Cherry’s crowd pleaser is a big beast in Edinburgh’s heaving menagerie
The Glass Menagerie (King’s Theatre) Verdict: Exquisite antique ★★★★✩ Alan Cumming Sings Sappy Songs (The Hub) Verdict: His life is a cabaret ★★★✩✩
AMID the vast menagerie of the heaving, clattering Edinburgh Festival, Tennessee Williams’s exquisitely sad autobiographical drama from 1944 is a charmingly old-fashioned reprieve.

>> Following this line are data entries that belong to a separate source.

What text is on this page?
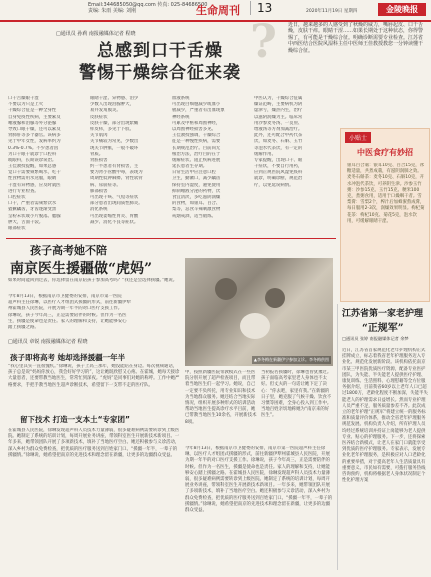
Email:344685050@qq.com 传真: 025-84686500
责编: 朱雨 美编: 刘刚	生命周刊	13	2020年11月19日 星期四	金陵晚报
?
□通讯员 孙莉 南报融媒体记者 程晓
总感到口干舌燥
警惕干燥综合征来袭
近日，越来越多的人感受到了秋燥的威力，嘴唇起皮、口干舌燥，皮肤干痒。眼睛干涩……如果长期处于这种状态，你得警惕了，有可能是干燥综合征。明确诊断需要专业检查。江苏省中西医结合医院风湿科主任中医师王佳教授教您一分钟读懂干燥综合征。
口干舌燥眼干涩
不要以为只是上火
干燥综合征是一种全身性
自身免疫性疾病，主要累及
唾液腺和泪腺等外分泌腺
导致口眼干燥，还可以累及
肾肺肝等多个器官。该病多
见于中年女性，发病率约为
0.3%-0.7%。不少患者因
为口干眼干就诊于口腔科
或眼科，长期误诊误治。
王佳教授提醒，如果总感
觉口干需要频繁喝水，吃干
性食物需用水送服，眼睛
干涩有异物感，应及时就医
进行专业检查。
口腔症状
口干，严重者需频繁饮水
猖獗龋齿，牙齿逐渐变黑
呈粉末状或小片脱落。腮腺
肿大，舌面干裂。
眼部症状
眼睛干涩、异物感、泪少
少数人出现泪腺肿大，
易并发角膜炎。
皮肤症状
皮肤干燥，部分出现紫癜
样皮疹，多见于下肢。
关节肌肉
关节痛较为常见，少数出
现关节肿胀，一般不破坏
骨质。
肾脏损害
约一半患者有肾损害，主
要为肾小管酸中毒，表现为
周期性低钾麻痹、肾性软骨
病、尿崩症等。
肺部损害
可出现干咳、气短等症状
部分患者出现间质性肺炎。
消化系统
可出现萎缩性胃炎、胃酸
减少、消化不良等症状。
血液系统
可出现白细胞减少或血小
板减少，严重者有出血现象
神经系统
可累及中枢和周围神经，
以周围神经损害多见。
王佳教授强调，干燥综合
征是一种慢性疾病，需要
长期规范治疗。目前尚无
根治方法，治疗目的在于
缓解症状、阻止疾病进展
延长患者生存期。
日常生活中应注意口腔
卫生，勤漱口，减少龋齿
保持室内湿度，避免使用
抑制唾液分泌的药物，饮
食宜清淡，多吃滋阴润燥
的食物，如银耳、百合、
梨等，忌食辛辣刺激食物
戒烟戒酒，适当锻炼。
中医认为，干燥综合征属
燥证范畴，主要病机为阴
虚津亏，燥热内生，治疗
以滋阴润燥为主。临床常
用沙参麦冬汤、一贯煎、
增液汤等方剂加减治疗。
此外，还可配合中药代茶
饮，如麦冬、石斛、玉竹
等泡水代茶饮，有一定的
缓解作用。
专家提醒，出现口干、眼
干症状，不要自行用药，
应到正规医院风湿免疫科
就诊，明确诊断，规范治
疗，以免延误病情。
小贴士
中医食疗有妙招
银耳百合羹：银耳10克、百合15克，冰糖适量，共煮成羹，有滋阴润肺之效。麦冬石斛茶：麦冬10克、石斛10克，开水冲泡代茶饮，可养阴生津。沙参玉竹粥：沙参15克、玉竹15克、粳米100克，煮粥食用，适用于口燥咽干者。雪梨膏：雪梨2个，榨汁后加蜂蜜熬成膏，每日服用2-3次，润燥效果明显。枸杞菊花茶：枸杞10克、菊花5克，泡水饮用，可缓解眼睛干涩。
孩子高考她不陪
南京医生援疆做“虎妈”
如果时间能回到过去，你选择留在南京陪孩子参加高考吗？“我还是会选择援疆。”她说。
今年8月13日，根据南京市卫健委的安排，南京市第一医院
超声科主任徐琳，以医疗人才组团式援疆的形式，前往新疆伊犁
州霍城县人民医院，开展为期一年半的对口医疗支援工作。
徐琳说，孩子今年高三，正是需要陪伴的时候。但作为一名医
生，援疆是使命也是责任。家人的理解和支持，让她能够安心
踏上援疆之路。
□通讯员 章锐 南报融媒体记者 程晓
▲李冬梅在新疆伊宁参加义诊。李冬梅供图
孩子即将高考 她却选择援疆一年半
“我心里其实一直很愧疚。”徐琳说，孩子上高三那年，她没能陪在身边。每次视频通话，孩子总是说“妈妈你放心，我会好好学习的”，这让她既欣慰又心疼。在霍城，她每天接诊大量患者，还要带教当地医生，常常忙到深夜。“虎妈”是同事们对她的称呼。工作中她严格要求，手把手教当地医生超声诊断技术，希望留下一支带不走的医疗队。
中，按照新疆医院带教模式在一些医院分别开展了超声检查项目，而且带着当地医生们一起学习。她说，自己一定要不负所托，用专业知识和技术为当地群众服务。她还结合当地实际情况，组织开展多种形式的培训活动帮助当地医生提高诊疗水平目前，她已带教当地医生10余名，开展新技术8项。
当初报名援疆时，徐琳也曾犹豫过。孩子面临高考家里老人身体也不太好。但丈夫的一句话让她下定了决心：“你去吧，家里有我。”在新疆的日子里，她克服了气候干燥、饮食不习惯等困难，全身心投入到工作中。当地百姓亲切地称她为“南京来的好医生”。
留下技术 打造一支本土“专家团”
在霍城县人民医院，徐琳发现超声科人员技术力量薄弱，很多疑难病例需要转诊到上级医院。她制定了系统的培训计划，每周开展业务讲座，带领科室医生开展新技术新项目。一年多来，她带领团队开展了多项新技术，填补了当地医疗空白。她还积极参与义诊活动，深入乡村为群众免费检查，把优质的医疗服务送到百姓家门口。“援疆一年半，一辈子的援疆情。”徐琳说，她希望把南京的先进技术和理念留在新疆，让更多的边疆群众受益。
今年8月13日，根据南京市卫健委的安排，南京市第一医院超声科主任徐琳，以医疗人才组团式援疆的形式，前往新疆伊犁州霍城县人民医院，开展为期一年半的对口医疗支援工作。徐琳说，孩子今年高三，正是需要陪伴的时候。但作为一名医生，援疆是使命也是责任。家人的理解和支持，让她能够安心踏上援疆之路。在霍城县人民医院，徐琳发现超声科人员技术力量薄弱，很多疑难病例需要转诊到上级医院。她制定了系统的培训计划，每周开展业务讲座，带领科室医生开展新技术新项目。一年多来，她带领团队开展了多项新技术，填补了当地医疗空白。她还积极参与义诊活动，深入乡村为群众免费检查，把优质的医疗服务送到百姓家门口。“援疆一年半，一辈子的援疆情。”徐琳说，她希望把南京的先进技术和理念留在新疆，让更多的边疆群众受益。
江苏省第一家老护理
“正规军”
□通讯员 张婷 南报融媒体记者 余梦
近日，江苏省首家规范化老年护理机构正式挂牌成立，标志着我省老年护理服务迈入专业化、规范化发展新阶段。该机构依托南京市某三甲医院优质医疗资源，配备专业医护团队，为失能、半失能老人提供医疗护理、康复训练、生活照料、心理慰藉等全方位服务据介绍，目前我省60岁以上老年人口已超过1800万，老龄化程度不断加深，失能半失能老人的护理需求日益增长。然而专业护理人员严重不足，服务质量参差不齐。此次成立的老年护理“正规军”将建立统一的服务标准和质量评价体系，推动全省老年护理服务规范发展。机构负责人介绍，所有护理人员均经过系统培训并持证上岗能够为老人提供专业、贴心的护理服务。下一步，还将探索医养结合新模式，让老人在家门口就能享受到优质的医疗护理服务。专家表示，发展专业化老年护理服务，是积极应对人口老龄化的重要举措，对于提高老年人生活质量具有重要意义。市民如有需要，可拨打服务热线咨询预约，机构将根据老人身体状况制定个性化护理方案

The production stars Cherry Jones – President Allison Taylor from the TV series 24. It isn’t the most exciting or novel of plays to headline Edinburgh’s International Festival but it is proving a copper-bottomed hit.
This is thanks largely to Jones, who plays the overbearing mother and former Southern Belle who suffocates her children with spurious memories of a Mississippi golden age. The play is a repertory classic, with the Williams character taking the audience on a journey into his past pain. Williams’s sister was diagnosed with schizophrenia and lobotomised when he wrote this and she is represented as a nervous, disabled waif who is overattached to a menagerie of ornamental glass animals.
Director John Tiffany (who directed the West End Harry Potter show) aims to give the play a modern make-over, with stylised movement, choreographed by Steven Hoggett. Hoggett’s trademark is getting actors to list to the point of almost falling over but his pseudoballetic posturing adds little. Happily, the piece survives.
IT TAKES a certain kind of nerve to organise your own tribute show, but Alan Cumming has that nerve, in spades.
Scotland’s answer to Liza Minnelli, Cumming, 51, is well known for having played the Emcee in Cabaret but even better known as a wily political fixer in US TV’s The Good Wife.
Returning to Scotland, now the series has ended, Cumming has resolved to reveal glimpses of his more intimate self in a late-night rendition of what he admits are ‘sappy songs’ – ranging from Annie Lennox’s Keep Your Big Mouth Shut, to an inevitable (and inevitably fond) Sondheim spoof.
The whiff of self-indulgence is strong but the songs are at least unusual as Cumming performs in a black sleeveless shirt with baggy trousers, backed by a similarly black-clad band, in a former church at the foot of the castle.
His song selection bookends anecdotes from his life, starting with his humble origins in small town Aberfeldy. And if he gives a little too much detail about his sex life, he is careful to maintain his Peter Pan facade and never let the evening get too deep or meaningful.